POLITICS

Feds planning to return to verifying weights and measures after long absence

11/01/2013 03:52 EDT | Updated 01/23/2014 06:58 EST
OTTAWA - The federal government wants companies to regularly verify the accuracy of their weigh-scales and other measuring devices, a move it says will save small businesses millions of dollars.

Regulations announced Friday would cover a broad range of goods, from gasoline and fish to grains and dairy.

Industry Canada says the proposed rules would benefit the economy by about $573 million over the next decade, once all costs are taken into account.

The Harper government has already moved to protect consumers at the gas pumps, with a 2011 law that sharply increased penalties for shortchanging drivers on litres pumped.

Friday's proposals, which have a 30-day period for feedback, would return Ottawa to an oversight role abandoned at least two decades ago, when mandatory periodic inspections on measuring devices ended.

The notice says the move would reverse the decline in measurement accuracy since the early 1980s, requiring firms to have their weigh-scales and other devices verified by private-sector inspectors approved by Measurement Canada.

Industry Canada cites the case of a farmer delivering milk to a big dairy that weighs the product on a faulty scale.

"In these transactions, farmers are the vulnerable parties and, while compliance rates are high, the measurement errors are weighted heavily in favour of the dairies," says the notice.

The new regulations would benefit businesses far more than consumers, the department says.

"Results show that consumers do not benefit greatly from the improvements, since so many transactions occur between businesses.

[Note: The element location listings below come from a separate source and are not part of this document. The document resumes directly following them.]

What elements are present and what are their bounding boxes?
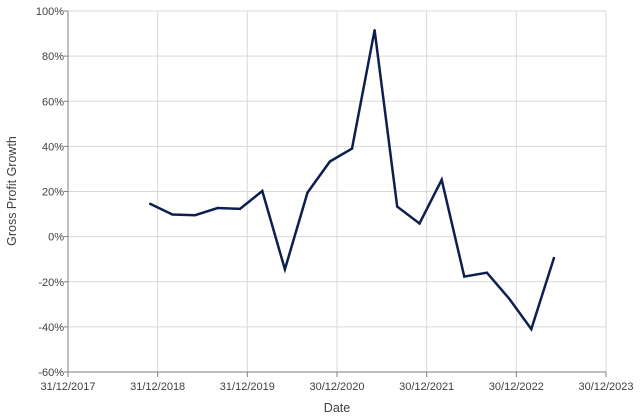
y-tick-labels: 100% 80% 60% 40% 20% 0% -20% -40% -60% [36,6,64,379]
data-point [440,178,443,181]
y-tick-label: -20% [38,277,64,289]
data-series [149,29,556,332]
data-point [283,268,287,271]
x-tick-label: 31/12/2017 [40,381,95,393]
x-tick-label: 31/12/2018 [130,381,185,393]
y-tick-label: -40% [38,322,64,334]
y-axis-title: Gross Profit Growth [5,136,19,246]
data-point [530,327,533,331]
y-tick-label: 80% [42,51,64,63]
y-tick-label: 100% [36,6,64,18]
data-point [508,297,511,300]
y-tick-label: 60% [42,96,64,108]
data-point [238,207,242,211]
data-point [328,160,332,163]
y-tick-label: 40% [42,141,64,153]
data-point [193,214,197,217]
x-tick-label: 30/12/2021 [399,381,454,393]
gridlines [67,10,607,373]
x-tick-label: 30/12/2023 [578,381,633,393]
data-point [552,256,556,260]
axes [64,10,607,377]
data-point [149,202,152,206]
data-point [463,275,466,278]
data-point [418,222,421,225]
data-point [261,189,264,193]
data-point [396,205,399,208]
data-point [485,271,489,274]
x-tick-label: 31/12/2019 [220,381,275,393]
x-tick-label: 30/12/2020 [309,381,364,393]
y-tick-label: 0% [48,232,64,244]
series-line [149,29,556,332]
data-point [350,147,354,150]
x-axis-title: Date [324,401,350,415]
y-tick-label: 20% [42,187,64,199]
y-tick-label: -60% [38,367,64,379]
data-point [171,213,174,216]
x-tick-label: 30/12/2022 [489,381,544,393]
data-point [306,191,309,194]
data-point [373,29,376,32]
data-point [216,206,219,210]
x-tick-labels: 31/12/2017 31/12/2018 31/12/2019 30/12/2020… [40,381,633,393]
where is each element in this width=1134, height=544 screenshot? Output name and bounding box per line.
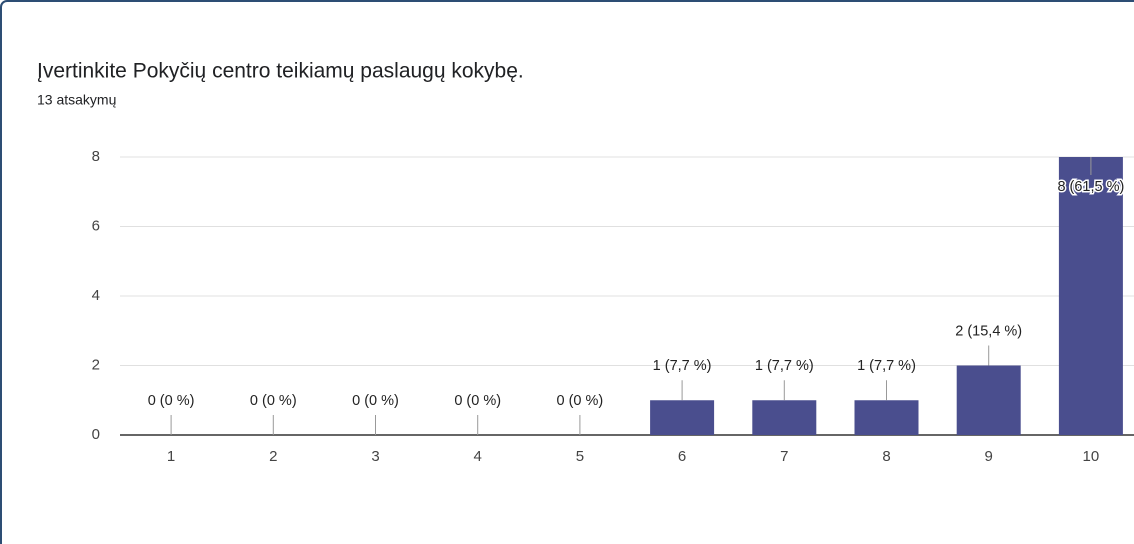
value-label: 8 (61,5 %) — [1057, 179, 1124, 195]
y-tick-label: 4 — [92, 287, 100, 304]
bar — [1058, 157, 1123, 435]
chart-subtitle: 13 atsakymų — [37, 92, 117, 108]
x-tick-label: 6 — [678, 448, 686, 465]
x-tick-label: 9 — [985, 448, 993, 465]
x-tick-label: 4 — [474, 448, 482, 465]
value-label: 0 (0 %) — [148, 393, 195, 409]
x-tick-label: 8 — [882, 448, 890, 465]
value-label: 2 (15,4 %) — [955, 323, 1022, 339]
value-label: 0 (0 %) — [557, 393, 604, 409]
x-tick-label: 10 — [1083, 448, 1100, 465]
value-label: 0 (0 %) — [454, 393, 501, 409]
bar — [650, 400, 715, 435]
bar — [854, 400, 919, 435]
y-tick-label: 6 — [92, 217, 100, 234]
value-label: 1 (7,7 %) — [857, 358, 916, 374]
x-tick-label: 2 — [269, 448, 277, 465]
bar — [752, 400, 817, 435]
x-tick-label: 7 — [780, 448, 788, 465]
y-tick-label: 0 — [92, 426, 100, 443]
value-label: 0 (0 %) — [352, 393, 399, 409]
x-tick-label: 1 — [167, 448, 175, 465]
value-label: 1 (7,7 %) — [653, 358, 712, 374]
value-label: 0 (0 %) — [250, 393, 297, 409]
chart-title: Įvertinkite Pokyčių centro teikiamų pasl… — [37, 60, 524, 83]
y-tick-label: 2 — [92, 356, 100, 373]
y-tick-label: 8 — [92, 148, 100, 165]
value-label: 1 (7,7 %) — [755, 358, 814, 374]
bar — [956, 365, 1021, 435]
x-tick-label: 3 — [371, 448, 379, 465]
x-tick-label: 5 — [576, 448, 584, 465]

Consumers receive four per cent of net benefits and bear no costs."

The proposals follow consultations with more than 3,000 stakeholders over a decade by Measurement Canada, an agency run by Industry Canada.

"It is anticipated that the number of examinations taking place in the marketplace will increase from the current 42,000 ... per year to over 250,000 per year," says the proposal.

"This increases the likelihood that measurement errors will be detected and corrected in a timely manner."